Su desarrollo comercial era fuerte y era también el principal de toda la zona occidental de El Salvador. Los habitantes de Ahuachapán, Atiquizaya, Chalchuapa y Turín, por mencionar algunos, veían en Santa Ana la ciudad del progreso, el lugar donde hacer buenos negocios o poner a sus hijos a estudiar, la urbe más parecida a San Salvador, sin llegar a ser asfixiante y acelerada como la capital.
En esa morena cuna santaneca, inmersos entre vientos de cambio y de tradición, nos desarrollamos Miguel, Virgilio y yo, en ese sitio lleno de fuertes costumbres y de novedades que se iban abriendo paso y camino, en un país que soñaba en grande, en un El Salvador pujante de ganas por emerger de la pobreza, pero que en su mismo deseo tenía también, según lo creo yo, clavado el germen del mal, del egoísmo y de la falta de verdadero patriotismo: un país entregado y devorado por las transnacionales y obedeciendo al pie de la letra las órdenes del imperio estadounidense. Un país sin una real independencia, amargado en sus entrañas por la pobreza de la mayoría de sus habitantes, con sus colonias y barrios nutridos por gente paupérrima, que había venido del campo para tratar de sobrevivir en la ciudad. ¡Las migraciones internas de la pobreza!
No todo era desesperanzador. Había también una clase media incipiente, que irrumpía con fuerza y ganando cierto poder adquisitivo, conformada especialmente por profesionales como abogados y médicos, comerciantes y empresarios, que buscaban sobresalir y elevarse a otro peldaño más de la escala social.
Pero la Historia tiene muchas caras y muchos paisajes. Las vertientes de la soledad, de las manchas de la opresión y de la falta de libertad de expresión, inundaban asimismo las calles de ese El Salvador de los años ´60, que hoy parece tan lejano en el tiempo, pero tan cercano en su médula, en sus profundidades colmadas de injusticia social. Al verlo con hondura, El Salvador de aquellos días era con certeza un verdadero caldo de cultivo de la guerra civil que explotaría a principios de los ´80 del siglo pasado.
Sin embargo, Virgilio, Miguel y yo estábamos en una realidad más benévola. Nuestros padres, todos de clase media, nos podían dar lo básico para vivir y desarrollarnos, para disfrutar incluso de ciertas diversiones que ni en sueños podían alcanzar los habitantes de los barrios marginales.
El destino, que puede ser una brisa o una tormenta caprichosa, quiso además que, en aquella ciudad que nos había abrigado como una madre, habitáramos muy cerca los unos de los otros, así que el mismo barrio y las mismas calles de asfalto nos vieron crecer. Desde niños habíamos andado de un lado para otro en los juegos de infantes mocosos.

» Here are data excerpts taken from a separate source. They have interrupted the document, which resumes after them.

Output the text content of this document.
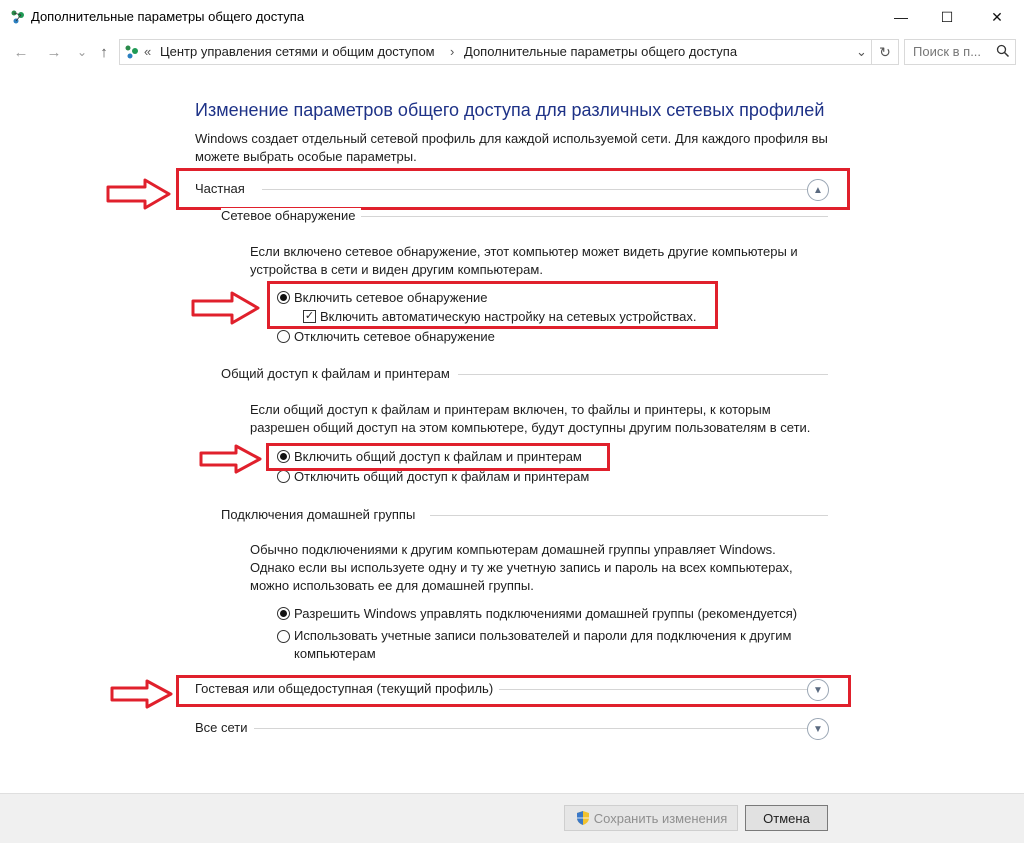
Дополнительные параметры общего доступа	—	☐	✕
←	→	⌄ ↑	« Центр управления сетями и общим доступом › Дополнительные параметры общего доступа	⌄ ↻	Поиск в п...
Изменение параметров общего доступа для различных сетевых профилей
Windows создает отдельный сетевой профиль для каждой используемой сети. Для каждого профиля вы можете выбрать особые параметры.
Частная	▲
Сетевое обнаружение
Если включено сетевое обнаружение, этот компьютер может видеть другие компьютеры и устройства в сети и виден другим компьютерам.
Включить сетевое обнаружение
✓ Включить автоматическую настройку на сетевых устройствах.
Отключить сетевое обнаружение
Общий доступ к файлам и принтерам
Если общий доступ к файлам и принтерам включен, то файлы и принтеры, к которым разрешен общий доступ на этом компьютере, будут доступны другим пользователям в сети.
Включить общий доступ к файлам и принтерам
Отключить общий доступ к файлам и принтерам
Подключения домашней группы
Обычно подключениями к другим компьютерам домашней группы управляет Windows. Однако если вы используете одну и ту же учетную запись и пароль на всех компьютерах, можно использовать ее для домашней группы.
Разрешить Windows управлять подключениями домашней группы (рекомендуется)
Использовать учетные записи пользователей и пароли для подключения к другим компьютерам
Гостевая или общедоступная (текущий профиль)	▼
Все сети	▼
Сохранить изменения	Отмена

Y así, habíamos recorrido juntos el paso de la infancia a la adolescencia y habíamos seguido juntos el camino de esa flor de la vida: la adultez.
De los tres, sólo Miguel no había nacido en Santa Ana; sino en México, pero a los tres años de edad sus padres (madre mexicana, padre salvadoreño) se vinieron a El Salvador y se establecieron en «La Ciudad Morena». Los otros dos, Virgilio y yo, habíamos nacido en el mismo hospital, el mismo año y casi a la misma hora, aunque en fechas diferentes.

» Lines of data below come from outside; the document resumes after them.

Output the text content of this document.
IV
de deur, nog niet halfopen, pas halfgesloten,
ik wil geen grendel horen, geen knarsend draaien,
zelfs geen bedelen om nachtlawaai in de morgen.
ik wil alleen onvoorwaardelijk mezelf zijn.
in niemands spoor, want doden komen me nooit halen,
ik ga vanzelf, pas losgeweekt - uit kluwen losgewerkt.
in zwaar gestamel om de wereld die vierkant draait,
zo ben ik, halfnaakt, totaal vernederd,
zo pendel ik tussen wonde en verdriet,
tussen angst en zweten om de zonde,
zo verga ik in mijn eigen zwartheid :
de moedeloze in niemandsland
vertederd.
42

Había también muchas diferencias entre nosotros. Miguel, por ejemplo, era un madrugador inclemente: amaba los amaneceres y el rocío fresco de la mañana. Yo, en cambio, funcionaba mejor al atardecer y por las noches; era básicamente un noctámbulo que debía trabajar por necesidad por las mañanas; pero sólo me desperezaba de verdad cuando la tarde iba tomando forma, cuando el sol iba buscando el horizonte y la luna empezaba a abrir los ojos. Virgilio, por su lado, era otro noctívago insaciable, pero por razones diferentes; le gustaba la noche porque le brindaba las cosas y las personas que el día no le daba; la noche y la madrugada eran sus amantes, sus doncellas desvirgadas que le ofrecían los placeres de vivir… Eso sí, por las mañanas tenía la cara con las ojeras tan grandes y profundas como si no hubiera dormido en días. Y seguramente que así había sido, porque Virgilio vivía para desvelarse bailando en algún antro con alguna mujer de baja reputación o para trabajar tocando toda la madrugada el bajo eléctrico, su instrumento musical del alma. Sin embargo, esa gran diferencia de percepción de tiempo y horarios entre nosotros, no nos causó nunca ningún problema de unión y amistad.

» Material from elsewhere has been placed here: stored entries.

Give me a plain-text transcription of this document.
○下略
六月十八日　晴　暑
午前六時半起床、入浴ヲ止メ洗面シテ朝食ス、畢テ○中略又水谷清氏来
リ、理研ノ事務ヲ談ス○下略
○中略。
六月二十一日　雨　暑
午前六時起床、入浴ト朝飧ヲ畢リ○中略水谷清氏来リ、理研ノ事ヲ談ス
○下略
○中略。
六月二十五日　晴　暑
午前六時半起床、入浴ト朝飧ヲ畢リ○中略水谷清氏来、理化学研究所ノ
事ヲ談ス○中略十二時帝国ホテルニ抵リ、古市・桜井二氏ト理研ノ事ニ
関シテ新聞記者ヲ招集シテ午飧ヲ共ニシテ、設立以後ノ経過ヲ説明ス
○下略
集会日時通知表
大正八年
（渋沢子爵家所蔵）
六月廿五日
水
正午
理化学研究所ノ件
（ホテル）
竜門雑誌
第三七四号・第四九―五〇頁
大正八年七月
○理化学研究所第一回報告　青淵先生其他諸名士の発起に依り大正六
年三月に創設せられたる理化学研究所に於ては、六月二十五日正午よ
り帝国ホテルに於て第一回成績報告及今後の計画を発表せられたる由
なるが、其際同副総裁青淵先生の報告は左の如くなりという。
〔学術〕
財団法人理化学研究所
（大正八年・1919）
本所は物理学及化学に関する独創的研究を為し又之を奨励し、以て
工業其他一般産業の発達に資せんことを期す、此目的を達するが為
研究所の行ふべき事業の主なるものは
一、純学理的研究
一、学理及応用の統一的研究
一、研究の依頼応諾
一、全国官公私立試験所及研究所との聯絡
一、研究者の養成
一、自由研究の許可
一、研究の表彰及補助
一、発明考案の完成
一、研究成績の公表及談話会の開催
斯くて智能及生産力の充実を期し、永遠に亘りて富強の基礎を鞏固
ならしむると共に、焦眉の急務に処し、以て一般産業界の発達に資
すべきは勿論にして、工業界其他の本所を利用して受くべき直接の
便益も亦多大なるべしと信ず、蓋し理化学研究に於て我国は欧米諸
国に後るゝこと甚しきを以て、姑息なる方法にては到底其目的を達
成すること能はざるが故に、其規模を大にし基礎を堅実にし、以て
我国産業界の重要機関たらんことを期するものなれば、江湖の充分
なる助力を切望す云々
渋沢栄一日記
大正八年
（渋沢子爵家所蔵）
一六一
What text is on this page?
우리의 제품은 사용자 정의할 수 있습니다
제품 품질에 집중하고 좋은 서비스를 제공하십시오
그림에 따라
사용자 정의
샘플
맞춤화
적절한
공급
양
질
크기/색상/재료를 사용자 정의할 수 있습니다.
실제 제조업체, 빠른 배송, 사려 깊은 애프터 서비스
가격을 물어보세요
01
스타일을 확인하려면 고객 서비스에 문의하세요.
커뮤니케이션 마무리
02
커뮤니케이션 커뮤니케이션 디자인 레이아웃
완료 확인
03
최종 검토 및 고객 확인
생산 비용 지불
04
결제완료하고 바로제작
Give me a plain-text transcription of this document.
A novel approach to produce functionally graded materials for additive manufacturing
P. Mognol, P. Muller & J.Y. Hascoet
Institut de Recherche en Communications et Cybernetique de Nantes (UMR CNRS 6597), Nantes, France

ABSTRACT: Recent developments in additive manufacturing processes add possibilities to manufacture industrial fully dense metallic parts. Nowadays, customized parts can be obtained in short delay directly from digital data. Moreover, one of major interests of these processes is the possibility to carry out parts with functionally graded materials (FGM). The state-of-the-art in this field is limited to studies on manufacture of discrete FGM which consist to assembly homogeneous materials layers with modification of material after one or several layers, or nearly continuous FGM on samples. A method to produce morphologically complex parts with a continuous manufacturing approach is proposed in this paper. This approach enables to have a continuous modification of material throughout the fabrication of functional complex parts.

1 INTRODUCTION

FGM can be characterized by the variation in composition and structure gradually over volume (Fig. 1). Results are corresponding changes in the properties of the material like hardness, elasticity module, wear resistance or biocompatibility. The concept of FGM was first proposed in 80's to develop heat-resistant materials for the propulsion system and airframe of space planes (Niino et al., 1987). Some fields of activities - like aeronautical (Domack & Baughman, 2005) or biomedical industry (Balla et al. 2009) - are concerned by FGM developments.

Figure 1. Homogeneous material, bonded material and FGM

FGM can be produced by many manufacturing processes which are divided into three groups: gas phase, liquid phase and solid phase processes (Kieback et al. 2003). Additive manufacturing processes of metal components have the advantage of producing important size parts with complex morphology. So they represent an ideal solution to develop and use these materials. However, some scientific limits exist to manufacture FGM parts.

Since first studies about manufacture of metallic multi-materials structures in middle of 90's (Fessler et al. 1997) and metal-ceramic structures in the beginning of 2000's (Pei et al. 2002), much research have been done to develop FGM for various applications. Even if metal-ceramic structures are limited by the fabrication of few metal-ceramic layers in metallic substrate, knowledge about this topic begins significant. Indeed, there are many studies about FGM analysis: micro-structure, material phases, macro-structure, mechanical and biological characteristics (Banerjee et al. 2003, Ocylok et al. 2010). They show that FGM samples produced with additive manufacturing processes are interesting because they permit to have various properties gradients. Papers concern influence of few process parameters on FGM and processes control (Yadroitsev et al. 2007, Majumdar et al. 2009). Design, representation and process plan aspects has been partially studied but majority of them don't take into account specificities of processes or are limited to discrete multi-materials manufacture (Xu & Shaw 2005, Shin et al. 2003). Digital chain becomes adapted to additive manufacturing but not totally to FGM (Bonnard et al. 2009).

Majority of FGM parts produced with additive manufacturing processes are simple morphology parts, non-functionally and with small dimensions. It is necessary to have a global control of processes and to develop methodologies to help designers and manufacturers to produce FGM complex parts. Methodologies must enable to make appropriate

Miguel tenía cierto encanto: sonrisa fácil y amplia que dejaba ver sus encías; sus modales de un «gentleman inglés» los usaba en especial con las mujeres y la gente mayor. Uno de sus placeres más grandes era cocinar, para lo cual tenía mucho talento. Su conejo con mole y marinado con cerveza, era una verdadera delicia.
Virgilio, por su lado, era alto y delgado; tenía los dientes amarillos de tanto fumar y estigmas grises entre los dedos -índice y medio- (de tanto sujetar los cigarrillos); su presencia siempre traía consigo el olor del tabaco. Virgilio tenía algunas armas que lo defendían de todo: su tenacidad, su manera tan positiva de ver la vida, su amplia sonrisa y su gran sentido del humor. Era “el intelectual”, según pensábamos los otros dos, porque componía mucha más música que nosotros y escribía poemas a granel. Aunque en realidad, referido a la escritura, lo que más le gustaba era escribir novelas, de las cuales tenía ya un par inéditas y otra en estado embrionario.
Como también fuimos compañeros de colegio, de equipos de fútbol y de baloncesto, de juegos y de complicidades, siempre nos mantuvimos desde el principio muy unidos. Si echáramos un vistazo en ese punto exacto de nuestro pasado, nos veríamos delgaduchos y soñadores, vivaces y traviesos, equipados de una gran energía para la vida.
Además teníamos en común nuestro gran amor compartido por la música. Así que cuando llegamos a la adolescencia temprana empezamos, juntos también, a tratar de tocar instrumentos musicales, tropezando con cada nota, buscando la melodía exacta, luchando con cada acorde y adivinando armonías; pero eso sí, sin dejarnos amedrentar por el reto artístico.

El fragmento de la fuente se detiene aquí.